O parecer anterior, antes da revisão, praticamente inviabilizava a perda do contrato, o que motivou o pedido de vista do diretor Gentil Nogueira de Sá Junior.

Contexto dos apagões e reações

A discussão ocorre após uma ventania considerada histórica atingir São Paulo em dezembro, com rajadas de até 98 km/h e duração aproximada de 12 horas.
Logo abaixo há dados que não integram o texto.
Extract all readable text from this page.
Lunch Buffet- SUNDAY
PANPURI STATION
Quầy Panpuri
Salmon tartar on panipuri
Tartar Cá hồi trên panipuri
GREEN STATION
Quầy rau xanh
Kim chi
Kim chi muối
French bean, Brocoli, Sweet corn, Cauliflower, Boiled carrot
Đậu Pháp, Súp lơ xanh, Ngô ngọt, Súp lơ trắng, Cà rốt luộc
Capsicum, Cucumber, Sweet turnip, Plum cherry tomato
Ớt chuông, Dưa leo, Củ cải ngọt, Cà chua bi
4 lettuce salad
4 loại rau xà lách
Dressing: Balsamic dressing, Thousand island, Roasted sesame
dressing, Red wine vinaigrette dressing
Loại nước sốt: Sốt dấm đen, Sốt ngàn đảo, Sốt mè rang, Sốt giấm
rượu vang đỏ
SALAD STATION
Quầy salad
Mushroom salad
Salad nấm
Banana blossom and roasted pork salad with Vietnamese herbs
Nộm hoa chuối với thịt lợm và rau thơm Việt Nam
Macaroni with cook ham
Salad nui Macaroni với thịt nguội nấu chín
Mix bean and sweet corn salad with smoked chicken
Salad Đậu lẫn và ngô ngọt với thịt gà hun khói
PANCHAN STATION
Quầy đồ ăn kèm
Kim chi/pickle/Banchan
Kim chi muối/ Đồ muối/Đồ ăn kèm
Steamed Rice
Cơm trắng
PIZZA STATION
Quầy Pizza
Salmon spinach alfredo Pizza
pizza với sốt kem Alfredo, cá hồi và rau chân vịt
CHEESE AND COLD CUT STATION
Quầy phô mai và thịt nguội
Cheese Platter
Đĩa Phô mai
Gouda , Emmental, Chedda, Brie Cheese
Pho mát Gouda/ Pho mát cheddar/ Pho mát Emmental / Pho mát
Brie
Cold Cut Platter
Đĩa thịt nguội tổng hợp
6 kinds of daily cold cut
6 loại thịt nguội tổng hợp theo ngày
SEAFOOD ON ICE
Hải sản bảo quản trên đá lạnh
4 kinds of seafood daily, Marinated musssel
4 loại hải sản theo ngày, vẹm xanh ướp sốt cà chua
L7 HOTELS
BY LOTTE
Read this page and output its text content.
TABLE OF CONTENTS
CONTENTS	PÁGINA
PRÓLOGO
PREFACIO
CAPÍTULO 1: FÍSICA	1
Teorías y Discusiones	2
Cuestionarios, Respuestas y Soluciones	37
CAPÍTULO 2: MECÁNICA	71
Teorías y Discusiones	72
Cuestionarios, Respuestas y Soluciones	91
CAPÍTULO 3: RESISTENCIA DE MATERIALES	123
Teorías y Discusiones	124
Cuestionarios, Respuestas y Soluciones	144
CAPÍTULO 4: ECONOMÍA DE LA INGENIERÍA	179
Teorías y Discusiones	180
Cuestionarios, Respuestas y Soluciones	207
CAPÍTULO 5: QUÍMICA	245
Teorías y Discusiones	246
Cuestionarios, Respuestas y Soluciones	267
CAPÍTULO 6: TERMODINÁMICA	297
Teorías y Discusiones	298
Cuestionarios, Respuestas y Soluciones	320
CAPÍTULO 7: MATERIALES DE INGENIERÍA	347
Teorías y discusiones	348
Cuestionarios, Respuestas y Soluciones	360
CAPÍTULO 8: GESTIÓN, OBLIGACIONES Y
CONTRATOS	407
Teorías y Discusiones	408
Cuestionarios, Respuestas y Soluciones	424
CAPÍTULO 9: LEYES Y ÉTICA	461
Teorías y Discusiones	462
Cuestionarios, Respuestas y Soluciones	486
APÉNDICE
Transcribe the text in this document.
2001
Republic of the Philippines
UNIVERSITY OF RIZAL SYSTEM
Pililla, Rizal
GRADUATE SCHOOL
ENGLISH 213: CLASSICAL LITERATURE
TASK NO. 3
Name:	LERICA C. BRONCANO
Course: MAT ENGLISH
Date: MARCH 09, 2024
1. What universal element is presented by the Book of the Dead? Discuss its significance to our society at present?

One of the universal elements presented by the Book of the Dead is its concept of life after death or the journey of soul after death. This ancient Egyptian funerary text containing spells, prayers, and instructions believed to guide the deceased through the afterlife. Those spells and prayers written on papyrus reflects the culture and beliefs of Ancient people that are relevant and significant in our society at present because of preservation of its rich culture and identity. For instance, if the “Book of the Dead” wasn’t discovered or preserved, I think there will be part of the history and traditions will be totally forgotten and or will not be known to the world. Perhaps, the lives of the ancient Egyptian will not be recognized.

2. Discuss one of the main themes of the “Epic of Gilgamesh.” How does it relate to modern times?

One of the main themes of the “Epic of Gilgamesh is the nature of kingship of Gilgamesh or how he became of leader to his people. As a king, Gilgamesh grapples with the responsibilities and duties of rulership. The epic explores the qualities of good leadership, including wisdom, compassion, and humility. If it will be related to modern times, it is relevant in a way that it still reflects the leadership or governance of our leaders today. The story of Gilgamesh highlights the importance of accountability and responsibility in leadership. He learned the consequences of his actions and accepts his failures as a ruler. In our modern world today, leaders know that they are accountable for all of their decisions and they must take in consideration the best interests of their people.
De acordo com balanço divulgado pela própria Enel, o evento climático deixou mais de 2,2 milhões de pessoas sem fornecimento de energia no estado.

Diante da crise, o prefeito de São Paulo, Ricardo Nunes (MDB), o governador Tarcísio de Freitas (Republicanos) e o ministro de Minas e Energia, Alexandre Silveira, anunciaram no dia 16 de dezembro que o governo federal daria início ao processo de caducidade do contrato da distribuidora.

O que é a caducidade e as penalidades

A caducidade é um instrumento previsto na Lei nº 8.987, de 1995, que regula o regime de concessões de serviços públicos. O procedimento permite ao poder concedente encerrar unilateralmente um contrato, desde que seja garantido o direito ao contraditório e à ampla defesa da concessionária.

Após os apagões, o Procon-SP aplicou uma multa de R$ 14,2 milhões à Enel por infrações às normas de defesa do consumidor. Somadas, as penalidades aplicadas pelo órgão ultrapassam R$ 77 milhões. A Federação do Comércio de Bens, Serviços e Turismo do Estado de São Paulo (FecomercioSP) estima que as perdas econômicas causadas pelo apagão chegaram a R$ 2,1 bilhões nos setores de comércio e serviços.

Próximos passos

As concessões de distribuição de energia elétrica são de responsabilidade do Poder Executivo federal, cabendo à Aneel a fiscalização das empresas. Até a conclusão do novo parecer técnico, a situação contratual da Enel permanece inalterada.